FIG. 3 is a plan view of essential parts showing an example of the configuration of the signal readout section of the above embodiment, and the same parts as in FIG. 1 are designated by the same reference numerals.

As described above, the signal readout section of this embodiment includes the readout charge amount control element 1, the CCD 2, and the reset transistor 3. Although only one readout charge amount control element 1 is shown in the figure, it is actually arranged in a matrix of n rows and m columns, and the CCD 2
One reset transistor 3 is provided for each row of the matrix.

Input gate 1 of the readout charge amount control element 1
1. One storage gate 12 and one transfer gate 13 are provided for each column of the matrix.

31 and 32 are electrode windows opened in the insulating film covering the opposite conductivity type regions 6 and 7, and 33 and 34 are electrodes on the opposite conductivity type region 8 of the CCD 2 and the opposite conductivity type region 9 of the reset transistor 3, respectively. It's a window. Reference numeral 35 denotes a wiring that is led out from the electrode window 35 of the reset transistor 3 and connects the electrode window 32 of all the readout charge amount control elements 1 and the electrode window 33 of the CCD 2 in the corresponding row, and is made of a material such as aluminum (Al). It is formed using a thin metal layer.

Although the above embodiment shows an example in which the Si substrate 5 is of p-type and the region of the opposite conductivity type is of n-type, these may all be reversed.

(f) Effects of the Invention As described above, according to the present invention, when reading out a two-dimensional infrared sensor, it is possible to suppress DC components caused by background light and the like and extract only desired signal components.
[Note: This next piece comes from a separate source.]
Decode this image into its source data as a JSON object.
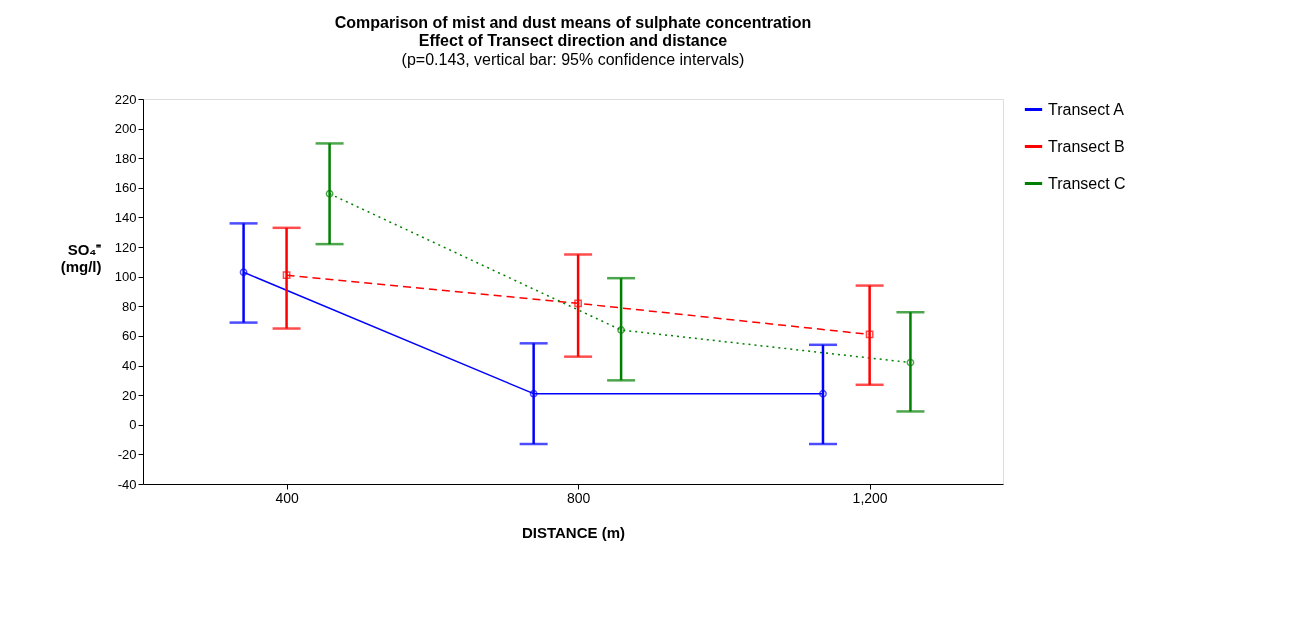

[Brief explanation of the drawing]

1 to 3 are diagrams showing one embodiment of the present invention. FIG. 1 is a cross-sectional view of a main part schematically showing the structure of the above-mentioned embodiment, and FIG. 2 is a cross-sectional view for explaining its operation. The potential diagram, FIG. 3, is a plan view of the main parts showing the planar arrangement thereof. In the figure, 1 is a readout charge amount control element, 2
is a CCD, 3 is a reset transistor, 4 is a photoelectric conversion element, 5 is a semiconductor substrate of one conductivity type, 6, 7,
8, 9, 9' are opposite conductivity type regions, 10 is an insulating film, 1
1, 12, and 13 are input gates, storage gates, and transfer gates made of polycrystalline silicon or the like of the readout charge amount control element 1, respectively; 14 and 15 are transfer gates and transfer electrodes made of polycrystalline silicon or the like of the CCD 2; 16 is the gate electrode of the reset transistor 3, 20 and 25 are potential wells, 21 is the accumulated charge, 22, 23,
24 and 26 are potential barriers, and A to E are arrows indicating the direction of charge flow.

Claims (1)

[Claims] 1. In a semiconductor device having a configuration including a readout charge amount control element that inputs the detection output of a photoelectric conversion element, selects a required signal portion of the input, outputs it to a CCD, and discharges an unnecessary charge portion to a reset transistor. The readout charge amount control element has an input side and an output side opposite conductivity type regions formed on the surface of a semiconductor substrate of one conductivity type, and an input gate on a region sandwiched between the input side and output side opposite conductivity type regions. ,
It has an accumulation gate and a transfer gate, and the input side opposite conductivity type region is connected to the output terminal of the photoelectric conversion element, and the output side opposite conductivity type region is connected to the source terminal of the reset transistor and the
By selectively controlling the potentials of the input gate, storage gate, and transfer gate, the detection output of the photoelectric conversion element is changed over time from the output-side opposite conductivity type region to the input terminal of the CCD. A semiconductor device characterized in that it is capable of outputting a required signal portion to a CCD or discharging an unnecessary charge portion to a reset transistor.